Anne is on a writing hiatus preparing for her upcoming novella release from Barbour Publishing (more on that to come in the future!). So we are delighted to have guest blogger and author, Elizabeth Musser here on the CCC blog today. She is introducing you to the research an author will do for their novel and how that research changes you! (And she's going to give away a copy of her latest novel!) ELIZABETH MUSSER writes ‘entertainment with a soul’ from her writing chalet—tool shed—outside Lyon, France. Elizabeth’s highly acclaimed, best-selling novel, The Swan House, was named one of Amazon’s Top Christian Books of the Year and one of Georgia’s Top Ten Novels of the Past 100 Years. All of Elizabeth’s novels have been translated into multiple languages. The Long Highway Home has been a bestseller in Europe.
For over twenty-five years, Elizabeth and her husband, Paul, have been involved in missions’ work in Europe with International Teams. The Mussers have two sons, a daughter-in-law and three grandchildren who all live way too far away in America. Find more about Elizabeth’s novels at www.elizabethmusser.com and on Facebook Twitter, and her blog. See photos from scenes in The Long Highway Home on Pinterest.
Please help us welcome, Elizabeth!
On a blistering day in Montpellier, France, I walked through the city’s majestic square, flowers and fountains splashing their welcome as I hurried along the wide open space. I found my way to the public library, hiding myself in the stacks as I searched for books on Algeria’s War for Independence from France.
Before moving to France as a missionary, I didn’t even know that Algeria was located across the Mediterranean Sea from France! But getting a contract for my first novel changed everything. That was back in 1994, way before internet. I actually had to go to a library, check out a book—in French, no less—or maybe search through micro film, watch documentaries and interview people who had been involved in some way in this war.
And it changed me, all this research.
Suddenly I understood a lot more about the racial tensions in France. So when seated around the dinner table for a four-hour-long meal, I carefully asked questions and found my French friends surprised and intrigued that I knew so much about this war.
Fast forward to 2010 when our mission agency asked my husband and me to take on a new role called Pastors to Workers. Our home base remained in France but our territory included from Ireland to Ukraine. We traveled to 13 different countries, interacting with workers on 25 different teams.
Suddenly, I was seeing up close ministries I had been hearing about at missions conferences for so many years. Our job was to listen, counsel, laugh and cry, pray and listen some more to these dear workers who were indeed pouring out their lives for the physically and spiritually oppressed: refugees, students, gypsies, trafficked woman, secular humanists, pilgrims, artists.
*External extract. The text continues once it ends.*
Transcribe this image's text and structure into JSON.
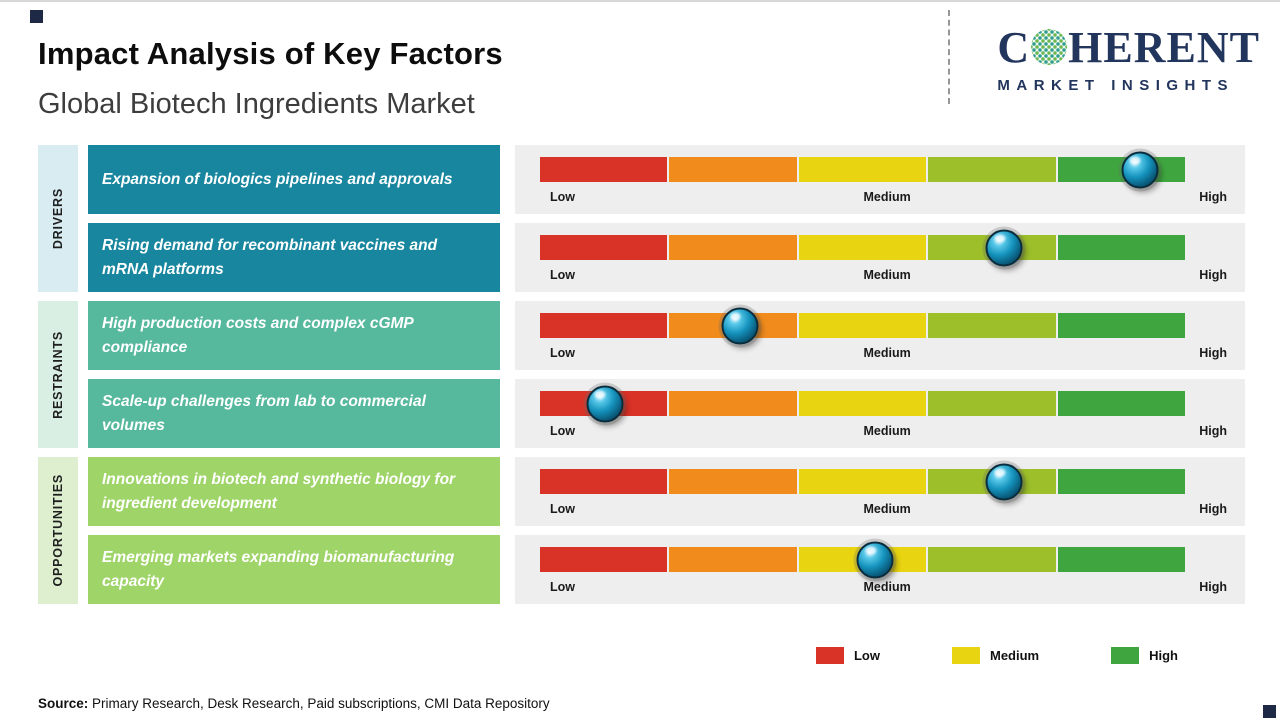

One ministry to refugees birthed outside of Vienna in the 1980s particularly stirred my heart. In our pastoral role, Paul and I had the privilege of interacting not only with our colleagues who ran The Oasis ministry center but also with refugees. We heard stories of men, women and children fleeing persecution along what is called The Refugee Highway and finding hope at The Oasis where believers served up coffee and Christ.
These displaced people, mostly young Muslim men, played chess and Uno with the missionaries and volunteers. Some watched the Jesus film in their own language. Others attended clandestine Bible studies. And a few left with Jesus in their hearts.
One of the things that struck me from attending The Oasis was something each of us can learn. Do what you can. Offer a smile, a sack of clothes, a warm meal, a whisper of hope, a Bible. The Lord wasn’t asking me to solve the huge worldwide dilemna of refugees. But I felt that I could do something—and that ‘something’ was to write a story that tells a few of their stories. The Long Highway Home is fiction, but it is based on many, many stories of refugees finding hope in the midst of the horror as Jesus reveals Himself to them in the most surprising ways. And I wanted to tell the story of hard-working missionaries who are giving their very lives for these people.
Because of my personal interaction at The Oasis and the long months of research, I look at the present day refugee crisis with a different filter, a filter that says simply: do what you can.
The Long Highway Home
Sometimes going home means leaving everything you have ever known.
When the doctor pronounces ‘incurable cancer’ and gives Bobbie Blake one year to live, she agrees to accompany her niece, Tracie, on a trip back to Austria, back to The Oasis, a ministry center for refugees that Bobbie helped start twenty years earlier. Back to where there are so many memories of love and loss…
Bobbie and Tracie are moved by the plight of the refugees and in particular, the story of the Iranian Hamid, whose young daughter was caught with a New Testament in her possession in Iran, causing Hamid to flee along The Refugee Highway and putting the whole family in danger. Can a network of helpers bring the family to safety in time? And at what cost?
Filled with action, danger, heartache and romance, The Long Highway Home is a hymn to freedom in life’s darkest moments.